An emotional Mayor Jerry Sanders revealed Wednesday that his daughter is gay as he signed a legal brief asking the state's high court to overturn a prohibition on same-sex marriage, which he had vowed not to do.

The San Diego City Council voted 5-3 Tuesday to join Los Angeles, Long Beach, San Jose and Oakland in the amicus brief, or so-called "friend-of-the-court" resolution in support of gay marriages.

Through his spokesman, Sanders had pledged Tuesday to veto the council's decision to join the legal brief on the grounds that he supports civil unions, and not same-sex marriages.

But Sanders, flanked by his wife, told reporters Wednesday afternoon that he had a "change of heart" after some soul-searching.

"I have close family members and friends who are members of the gay and lesbian community," Sanders said, choking back tears. "Those folks include my daughter Lisa, as well as my personal staff."

Mayoral spokesman Fred Sainz said it was the first time Sanders went public about his daughter's sexual orientation.

"I want for them the same thing we all want for our loved ones -- for each of them to find a mate who they love deeply and who loves them back, someone who they can grow old together (with) and share life's experiences.

"I want their relationships to be protected equally under the law," the mayor said, fighting to get his words out.

"In the end, I couldn't look any of them in the face and tell them their relationship, their very lives, were any less meaningful than the marriage I share with my wife Rana."

Earlier this month, the City Council deadlocked on the issue.

On Tuesday, Councilmen Tony Young, Brian Maienschein and Kevin Faulconer cast the dissenting votes against joining the brief. They did not provide a reason for their votes.

Councilwoman Donna Frye cast the deciding vote. She said she always supported same-sex marriage, but originally voted against the proposal because she was concerned about the lack of public notice.

Councilwoman Toni Atkins, who is gay, said the ability to marry the person of your choosing is a "fundamental constitutional right."

Hundreds packed the council chamber Tuesday to voice their opinions on both sides of the gay marriage debate.

Proponents argued that the issue is about civil rights.

Others said the issue was settled in 2000 with the passage of Proposition 22, which defined marriage as between a man and a woman only.

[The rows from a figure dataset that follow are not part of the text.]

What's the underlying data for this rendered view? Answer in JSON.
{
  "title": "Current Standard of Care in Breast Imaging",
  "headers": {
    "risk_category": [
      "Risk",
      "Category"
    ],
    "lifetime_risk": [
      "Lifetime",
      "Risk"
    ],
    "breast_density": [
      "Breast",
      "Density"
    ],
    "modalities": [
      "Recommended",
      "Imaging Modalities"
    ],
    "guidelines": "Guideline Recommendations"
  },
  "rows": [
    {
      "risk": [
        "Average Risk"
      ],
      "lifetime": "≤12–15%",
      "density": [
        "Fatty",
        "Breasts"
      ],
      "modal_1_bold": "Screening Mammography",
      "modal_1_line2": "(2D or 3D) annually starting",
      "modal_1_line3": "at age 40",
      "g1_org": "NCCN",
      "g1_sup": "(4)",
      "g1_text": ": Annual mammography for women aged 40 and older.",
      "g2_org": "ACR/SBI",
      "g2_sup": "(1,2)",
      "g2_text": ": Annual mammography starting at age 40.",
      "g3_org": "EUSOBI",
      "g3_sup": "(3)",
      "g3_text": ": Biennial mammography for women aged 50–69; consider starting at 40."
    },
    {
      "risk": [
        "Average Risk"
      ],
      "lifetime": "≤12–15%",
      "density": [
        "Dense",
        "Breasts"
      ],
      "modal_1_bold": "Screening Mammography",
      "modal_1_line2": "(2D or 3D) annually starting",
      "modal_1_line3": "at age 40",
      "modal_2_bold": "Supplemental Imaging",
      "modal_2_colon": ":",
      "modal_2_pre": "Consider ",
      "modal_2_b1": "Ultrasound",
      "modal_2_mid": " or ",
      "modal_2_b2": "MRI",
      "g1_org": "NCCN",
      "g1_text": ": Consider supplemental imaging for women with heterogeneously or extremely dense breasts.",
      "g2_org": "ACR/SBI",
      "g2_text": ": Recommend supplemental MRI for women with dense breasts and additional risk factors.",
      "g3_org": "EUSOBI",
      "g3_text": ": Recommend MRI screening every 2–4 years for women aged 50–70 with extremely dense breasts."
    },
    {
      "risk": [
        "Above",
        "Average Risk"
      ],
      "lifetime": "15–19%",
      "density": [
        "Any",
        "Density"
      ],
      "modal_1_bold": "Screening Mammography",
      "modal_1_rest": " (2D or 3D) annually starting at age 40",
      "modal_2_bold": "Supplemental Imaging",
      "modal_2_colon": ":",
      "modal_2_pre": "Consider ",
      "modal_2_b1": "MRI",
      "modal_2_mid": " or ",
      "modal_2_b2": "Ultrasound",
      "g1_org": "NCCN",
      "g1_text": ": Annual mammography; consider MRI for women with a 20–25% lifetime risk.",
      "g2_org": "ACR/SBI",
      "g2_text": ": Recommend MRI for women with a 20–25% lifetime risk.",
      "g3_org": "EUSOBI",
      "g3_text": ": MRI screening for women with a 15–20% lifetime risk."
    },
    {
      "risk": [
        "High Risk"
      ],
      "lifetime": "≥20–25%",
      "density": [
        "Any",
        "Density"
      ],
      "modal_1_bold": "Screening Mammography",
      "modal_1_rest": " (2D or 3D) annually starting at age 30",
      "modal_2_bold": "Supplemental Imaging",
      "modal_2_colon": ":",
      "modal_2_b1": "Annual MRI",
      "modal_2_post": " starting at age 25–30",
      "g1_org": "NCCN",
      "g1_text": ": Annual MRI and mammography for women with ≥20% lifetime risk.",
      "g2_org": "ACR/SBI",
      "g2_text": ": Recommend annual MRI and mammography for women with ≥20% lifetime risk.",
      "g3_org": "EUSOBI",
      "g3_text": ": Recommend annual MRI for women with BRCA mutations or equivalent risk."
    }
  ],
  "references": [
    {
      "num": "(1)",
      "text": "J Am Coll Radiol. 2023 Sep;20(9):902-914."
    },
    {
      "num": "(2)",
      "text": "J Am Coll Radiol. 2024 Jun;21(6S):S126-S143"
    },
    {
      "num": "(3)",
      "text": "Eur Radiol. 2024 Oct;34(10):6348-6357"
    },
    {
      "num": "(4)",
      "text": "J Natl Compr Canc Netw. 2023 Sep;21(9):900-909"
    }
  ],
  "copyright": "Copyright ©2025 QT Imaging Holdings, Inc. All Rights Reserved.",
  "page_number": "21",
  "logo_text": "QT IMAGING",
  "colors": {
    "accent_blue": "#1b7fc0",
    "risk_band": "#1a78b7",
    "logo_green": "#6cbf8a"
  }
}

Councilman Jim Madaffer Wednesday commended Sanders for reversing his stance and "leading with his heart and making a decision based on what he believes and not what politics dictate."

"This was a difficult decision for many of us on the City Council, and I'm sure it was for the mayor also," Madaffer said. "We all had to search deep within and stand up for what we believe is the right thing to do, which is protect the civil rights of all people."

Sanders said vetoing the resolution would have been "inconsistent" with the values he has embraced over the past 30 years.

"For three decades, I have worked to bring enlightenment, justice and equality to all parts of our community," the former San Diego police chief said.

"As I reflected on the choices I had before me last night, I just could not bring myself to tell an entire group of people in our community they were less important, less worthy or less deserving of the rights and responsibilities of marriage than anyone else simply because of their sexual orientation."

The mayor, a Republican, acknowledged that not everyone will understand why he changed his position on the issue.

"I acknowledge that not all members of our community will agree, or perhaps understand my decision today," Sanders said. "All I can offer them is I am trying to do what is right."